Para los días más tranquilos, dirígete a los pueblos de los viñedos del Jura o a las rutas de senderismo del Haut-Jura.
La oferta es especialmente amplia en el Jura, con campings alrededor de los lagos de Vouglans y Chalain, pero también en el Haut-Jura. En Clairvaux-les-Lacs, el Camping Le Fayolan resulta especialmente interesante por su proximidad a los lagos y a las actividades náuticas, al tiempo que permite salir fácilmente a descubrir la región. Más al sur del departamento, el Camping Chancia ofrece, por su parte, un entorno más tranquilo a orillas del lago de Coiselet, con un entorno ideal para el baño, la pesca y los paseos.
3. Los Vosgos: la montaña sin las aglomeraciones de los Alpes
Para ganar altura sin tener que ir necesariamente a los Alpes, los Vosgos son una apuesta segura. El lago de Gérardmer, el lago de Longemer y las numerosas rutas de senderismo de los Altos Vosgos permiten pasar fácilmente varios días entre excursiones y baños.

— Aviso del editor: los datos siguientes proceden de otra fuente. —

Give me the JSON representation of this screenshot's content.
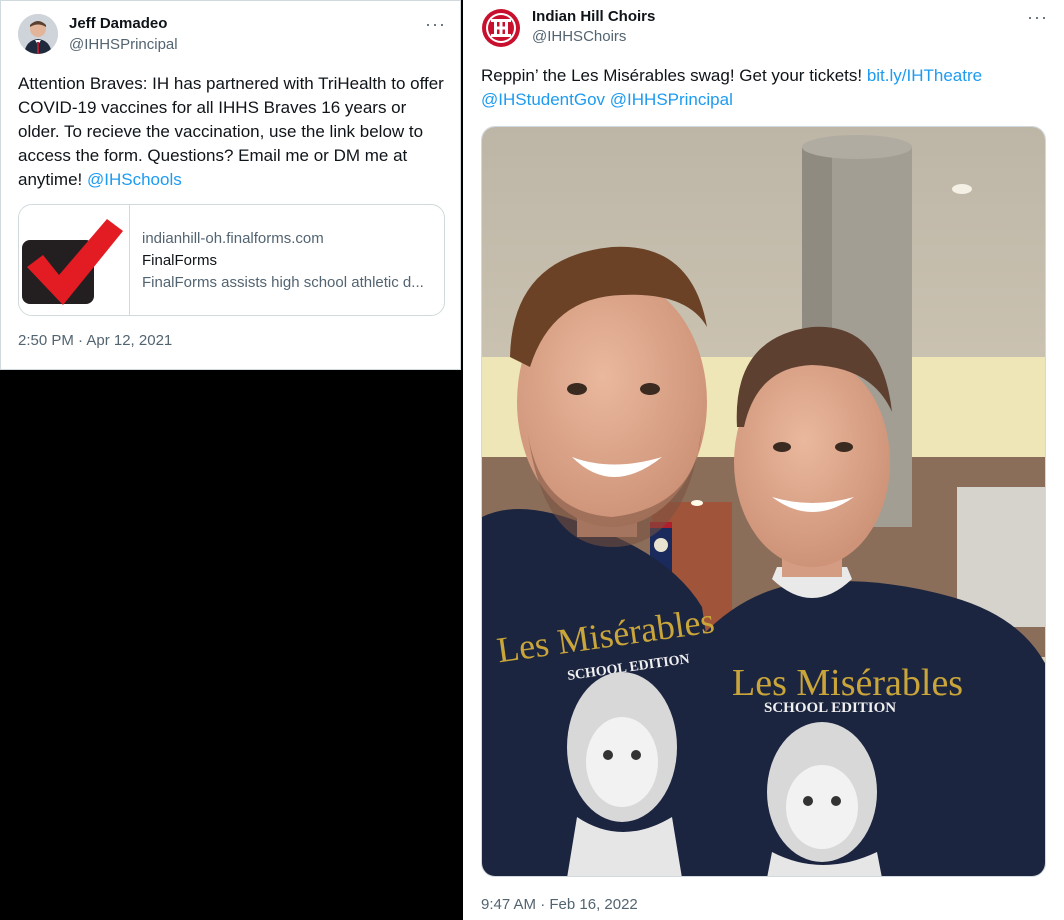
{
  "tweet_left": {
    "author_name": "Jeff Damadeo",
    "author_handle": "@IHHSPrincipal",
    "more_label": "···",
    "text": "Attention Braves: IH has partnered with TriHealth to offer COVID-19 vaccines for all IHHS Braves 16 years or older.  To recieve the vaccination, use the link below to access the form.  Questions? Email me or DM me at anytime! ",
    "mention": "@IHSchools",
    "card": {
      "domain": "indianhill-oh.finalforms.com",
      "title": "FinalForms",
      "description": "FinalForms assists high school athletic d...",
      "thumb_icon": "red-checkmark-icon"
    },
    "timestamp": "2:50 PM · Apr 12, 2021"
  },
  "tweet_right": {
    "author_name": "Indian Hill Choirs",
    "author_handle": "@IHHSChoirs",
    "more_label": "···",
    "text": "Reppin’ the Les Misérables swag! Get your tickets! ",
    "link": "bit.ly/IHTheatre",
    "mention_1": "@IHStudentGov",
    "mention_2": "@IHHSPrincipal",
    "photo": {
      "shirt_title": "Les Misérables",
      "shirt_subtitle": "SCHOOL EDITION"
    },
    "timestamp": "9:47 AM · Feb 16, 2022"
  },
  "colors": {
    "link": "#1d9bf0",
    "secondary_text": "#536471",
    "border": "#cfd9de",
    "logo_red": "#c8102e",
    "shirt_navy": "#1c2540",
    "shirt_gold": "#c9a53a"
  }
}
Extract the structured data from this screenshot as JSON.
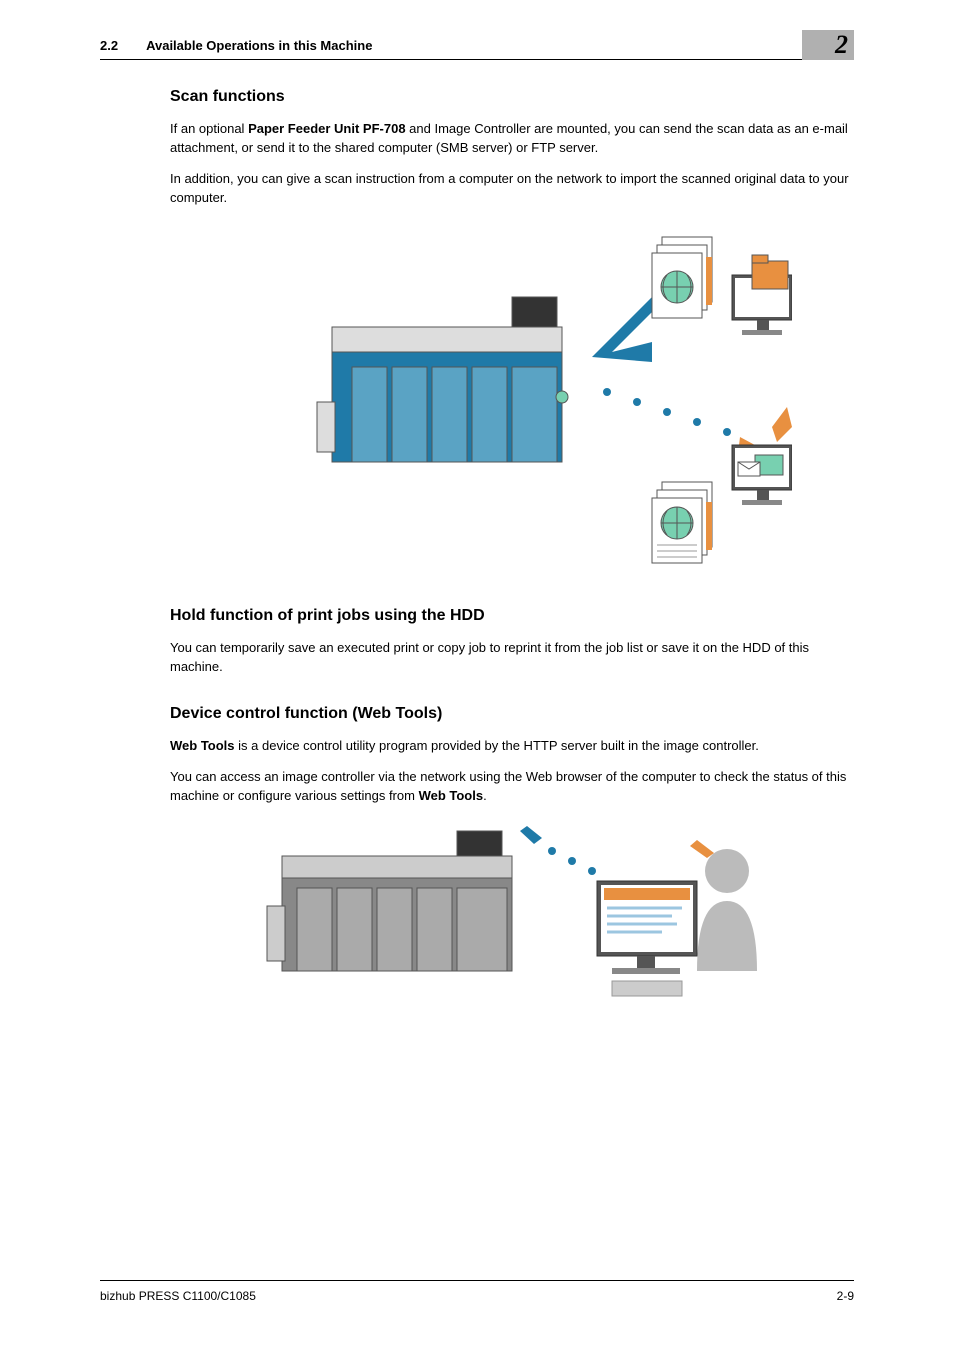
{
  "header": {
    "section_number": "2.2",
    "section_title": "Available Operations in this Machine",
    "chapter_number": "2"
  },
  "sections": {
    "scan": {
      "title": "Scan functions",
      "para1_prefix": "If an optional ",
      "para1_bold": "Paper Feeder Unit PF-708",
      "para1_suffix": " and Image Controller are mounted, you can send the scan data as an e-mail attachment, or send it to the shared computer (SMB server) or FTP server.",
      "para2": "In addition, you can give a scan instruction from a computer on the network to import the scanned original data to your computer."
    },
    "hold": {
      "title": "Hold function of print jobs using the HDD",
      "para1": "You can temporarily save an executed print or copy job to reprint it from the job list or save it on the HDD of this machine."
    },
    "web": {
      "title": "Device control function (Web Tools)",
      "para1_bold": "Web Tools",
      "para1_suffix": " is a device control utility program provided by the HTTP server built in the image controller.",
      "para2_prefix": "You can access an image controller via the network using the Web browser of the computer to check the status of this machine or configure various settings from ",
      "para2_bold": "Web Tools",
      "para2_suffix": "."
    }
  },
  "footer": {
    "product": "bizhub PRESS C1100/C1085",
    "page": "2-9"
  }
}
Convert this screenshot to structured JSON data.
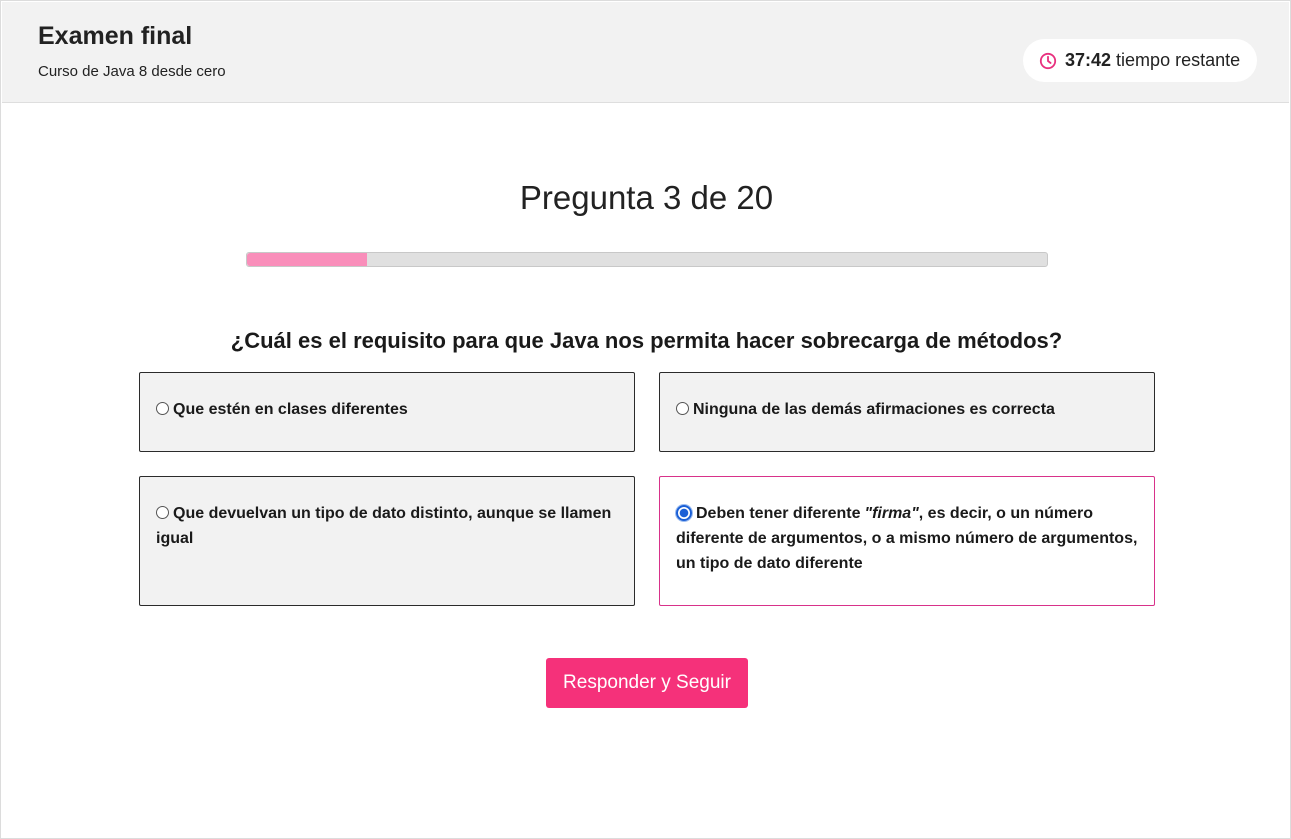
{
  "header": {
    "title": "Examen final",
    "course": "Curso de Java 8 desde cero"
  },
  "timer": {
    "icon": "clock-icon",
    "value": "37:42",
    "label": "tiempo restante",
    "accent_color": "#e8307e"
  },
  "quiz": {
    "counter": "Pregunta 3 de 20",
    "progress_percent": 15,
    "progress_color": "#f98eba",
    "question": "¿Cuál es el requisito para que Java nos permita hacer sobrecarga de métodos?",
    "options": [
      {
        "text": "Que estén en clases diferentes",
        "selected": false
      },
      {
        "text": "Ninguna de las demás afirmaciones es correcta",
        "selected": false
      },
      {
        "text": "Que devuelvan un tipo de dato distinto, aunque se llamen igual",
        "selected": false
      },
      {
        "text_before": "Deben tener diferente",
        "text_italic": "\"firma\"",
        "text_after": ", es decir, o un número diferente de argumentos, o a mismo número de argumentos, un tipo de dato diferente",
        "selected": true
      }
    ],
    "submit_label": "Responder y Seguir",
    "submit_color": "#f5317a"
  }
}
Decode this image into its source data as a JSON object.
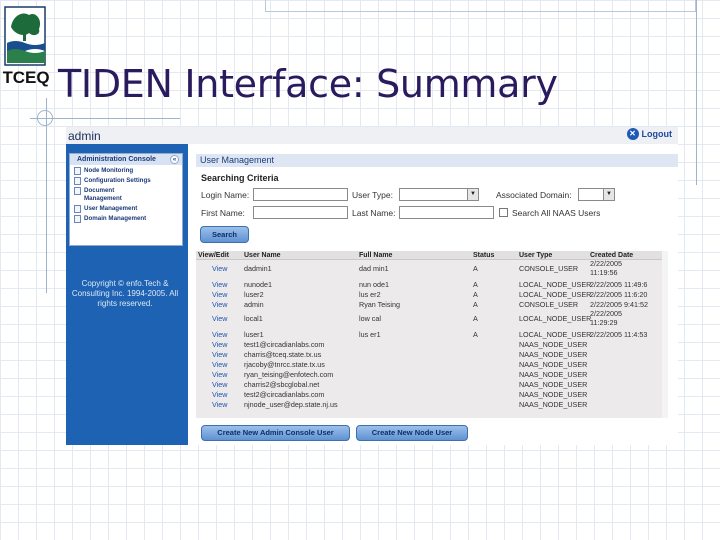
{
  "slide": {
    "title": "TIDEN Interface: Summary",
    "logo_text": "TCEQ"
  },
  "app": {
    "header_title": "admin",
    "logout_label": "Logout"
  },
  "sidebar": {
    "panel_title": "Administration Console",
    "items": [
      {
        "label": "Node Monitoring"
      },
      {
        "label": "Configuration Settings"
      },
      {
        "label": "Document Management"
      },
      {
        "label": "User Management"
      },
      {
        "label": "Domain Management"
      }
    ],
    "copyright": "Copyright © enfo.Tech & Consulting Inc. 1994-2005. All rights reserved."
  },
  "main": {
    "section_title": "User Management",
    "criteria_title": "Searching Criteria",
    "login_name_label": "Login Name:",
    "first_name_label": "First Name:",
    "user_type_label": "User Type:",
    "last_name_label": "Last Name:",
    "associated_domain_label": "Associated Domain:",
    "search_all_label": "Search All NAAS Users",
    "search_button": "Search",
    "create_admin_button": "Create New Admin Console User",
    "create_node_button": "Create New Node User"
  },
  "table": {
    "columns": [
      "View/Edit",
      "User Name",
      "Full Name",
      "Status",
      "User Type",
      "Created Date"
    ],
    "rows": [
      {
        "view": "View",
        "user": "dadmin1",
        "full": "dad min1",
        "status": "A",
        "type": "CONSOLE_USER",
        "date1": "2/22/2005",
        "date2": "11:19:56"
      },
      {
        "view": "View",
        "user": "nunode1",
        "full": "nun ode1",
        "status": "A",
        "type": "LOCAL_NODE_USER",
        "date1": "2/22/2005 11:49:6",
        "date2": ""
      },
      {
        "view": "View",
        "user": "luser2",
        "full": "lus er2",
        "status": "A",
        "type": "LOCAL_NODE_USER",
        "date1": "2/22/2005 11:6:20",
        "date2": ""
      },
      {
        "view": "View",
        "user": "admin",
        "full": "Ryan Teising",
        "status": "A",
        "type": "CONSOLE_USER",
        "date1": "2/22/2005 9:41:52",
        "date2": ""
      },
      {
        "view": "View",
        "user": "local1",
        "full": "low cal",
        "status": "A",
        "type": "LOCAL_NODE_USER",
        "date1": "2/22/2005",
        "date2": "11:29:29"
      },
      {
        "view": "View",
        "user": "luser1",
        "full": "lus er1",
        "status": "A",
        "type": "LOCAL_NODE_USER",
        "date1": "2/22/2005 11:4:53",
        "date2": ""
      },
      {
        "view": "View",
        "user": "test1@circadianlabs.com",
        "full": "",
        "status": "",
        "type": "NAAS_NODE_USER",
        "date1": "",
        "date2": ""
      },
      {
        "view": "View",
        "user": "charris@tceq.state.tx.us",
        "full": "",
        "status": "",
        "type": "NAAS_NODE_USER",
        "date1": "",
        "date2": ""
      },
      {
        "view": "View",
        "user": "rjacoby@tnrcc.state.tx.us",
        "full": "",
        "status": "",
        "type": "NAAS_NODE_USER",
        "date1": "",
        "date2": ""
      },
      {
        "view": "View",
        "user": "ryan_teising@enfotech.com",
        "full": "",
        "status": "",
        "type": "NAAS_NODE_USER",
        "date1": "",
        "date2": ""
      },
      {
        "view": "View",
        "user": "charris2@sbcglobal.net",
        "full": "",
        "status": "",
        "type": "NAAS_NODE_USER",
        "date1": "",
        "date2": ""
      },
      {
        "view": "View",
        "user": "test2@circadianlabs.com",
        "full": "",
        "status": "",
        "type": "NAAS_NODE_USER",
        "date1": "",
        "date2": ""
      },
      {
        "view": "View",
        "user": "njnode_user@dep.state.nj.us",
        "full": "",
        "status": "",
        "type": "NAAS_NODE_USER",
        "date1": "",
        "date2": ""
      }
    ]
  }
}
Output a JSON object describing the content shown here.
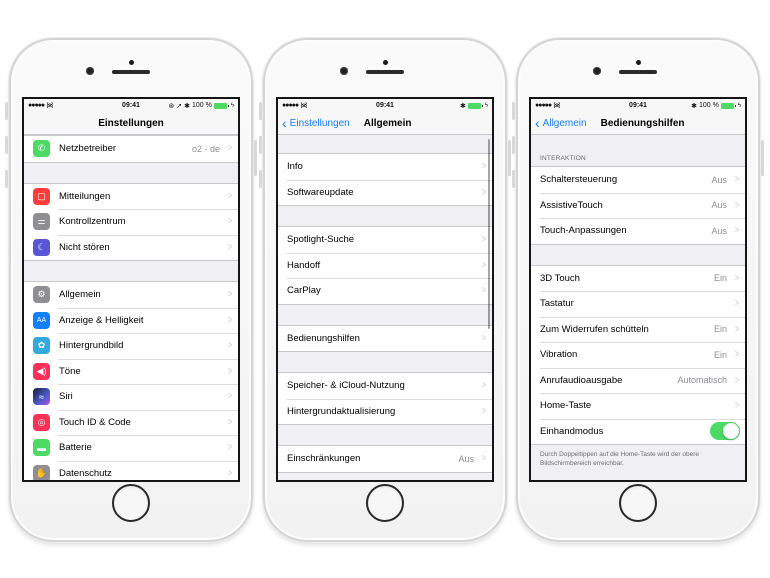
{
  "status_bar": {
    "time": "09:41",
    "signal": "●●●●●",
    "battery_label": "100 %"
  },
  "phone1": {
    "nav_title": "Einstellungen",
    "groups": [
      [
        {
          "label": "Netzbetreiber",
          "value": "o2 - de",
          "icon": "phone-icon",
          "color": "#4cd964",
          "glyph": "✆"
        }
      ],
      [
        {
          "label": "Mitteilungen",
          "value": "",
          "icon": "notifications-icon",
          "color": "#fc3d39",
          "glyph": "▢"
        },
        {
          "label": "Kontrollzentrum",
          "value": "",
          "icon": "control-center-icon",
          "color": "#8e8e93",
          "glyph": "⚌"
        },
        {
          "label": "Nicht stören",
          "value": "",
          "icon": "moon-icon",
          "color": "#5856d6",
          "glyph": "☾"
        }
      ],
      [
        {
          "label": "Allgemein",
          "value": "",
          "icon": "gear-icon",
          "color": "#8e8e93",
          "glyph": "⚙"
        },
        {
          "label": "Anzeige & Helligkeit",
          "value": "",
          "icon": "display-icon",
          "color": "#147efb",
          "glyph": "AA"
        },
        {
          "label": "Hintergrundbild",
          "value": "",
          "icon": "wallpaper-icon",
          "color": "#34aadc",
          "glyph": "✿"
        },
        {
          "label": "Töne",
          "value": "",
          "icon": "sound-icon",
          "color": "#fc3158",
          "glyph": "◀)"
        },
        {
          "label": "Siri",
          "value": "",
          "icon": "siri-icon",
          "color": "#3a3a8c",
          "glyph": "≈"
        },
        {
          "label": "Touch ID & Code",
          "value": "",
          "icon": "fingerprint-icon",
          "color": "#fc3158",
          "glyph": "◎"
        },
        {
          "label": "Batterie",
          "value": "",
          "icon": "battery-icon",
          "color": "#4cd964",
          "glyph": "▬"
        },
        {
          "label": "Datenschutz",
          "value": "",
          "icon": "hand-icon",
          "color": "#8e8e93",
          "glyph": "✋"
        }
      ]
    ]
  },
  "phone2": {
    "back_label": "Einstellungen",
    "nav_title": "Allgemein",
    "groups": [
      [
        {
          "label": "Info",
          "value": ""
        },
        {
          "label": "Softwareupdate",
          "value": ""
        }
      ],
      [
        {
          "label": "Spotlight-Suche",
          "value": ""
        },
        {
          "label": "Handoff",
          "value": ""
        },
        {
          "label": "CarPlay",
          "value": ""
        }
      ],
      [
        {
          "label": "Bedienungshilfen",
          "value": ""
        }
      ],
      [
        {
          "label": "Speicher- & iCloud-Nutzung",
          "value": ""
        },
        {
          "label": "Hintergrundaktualisierung",
          "value": ""
        }
      ],
      [
        {
          "label": "Einschränkungen",
          "value": "Aus"
        }
      ]
    ]
  },
  "phone3": {
    "back_label": "Allgemein",
    "nav_title": "Bedienungshilfen",
    "section_header": "INTERAKTION",
    "groups": [
      [
        {
          "label": "Schaltersteuerung",
          "value": "Aus"
        },
        {
          "label": "AssistiveTouch",
          "value": "Aus"
        },
        {
          "label": "Touch-Anpassungen",
          "value": "Aus"
        }
      ],
      [
        {
          "label": "3D Touch",
          "value": "Ein"
        },
        {
          "label": "Tastatur",
          "value": ""
        },
        {
          "label": "Zum Widerrufen schütteln",
          "value": "Ein"
        },
        {
          "label": "Vibration",
          "value": "Ein"
        },
        {
          "label": "Anrufaudioausgabe",
          "value": "Automatisch"
        },
        {
          "label": "Home-Taste",
          "value": ""
        }
      ]
    ],
    "toggle_row": {
      "label": "Einhandmodus",
      "on": true
    },
    "footer_note": "Durch Doppeltippen auf die Home-Taste wird der obere Bildschirmbereich erreichbar."
  },
  "colors": {
    "tint": "#147efb",
    "toggle_on": "#4cd964",
    "group_bg": "#efeff4"
  }
}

Los más motivados podrán subir al Hohneck, mientras que los demás podrán simplemente disfrutar de los bosques y las pequeñas carreteras de montaña.
Los Vosgos ofrecen numerosos campings en pleno corazón de los paisajes de montaña, especialmente en los alrededores de Gérardmer y La Bresse. En Corcieux, el Camping Domaine des Bans constituye un buen punto de partida para disfrutar de los lagos y las rutas de senderismo de los Altos Vosgos, al tiempo que se disfruta de un entorno verde.
En La Bresse, el Camping Le Haut des Bluches permite, por su parte, alojarse en pleno corazón de la montaña, cerca de numerosos puntos de partida para rutas de senderismo y de los principales parajes naturales de la región.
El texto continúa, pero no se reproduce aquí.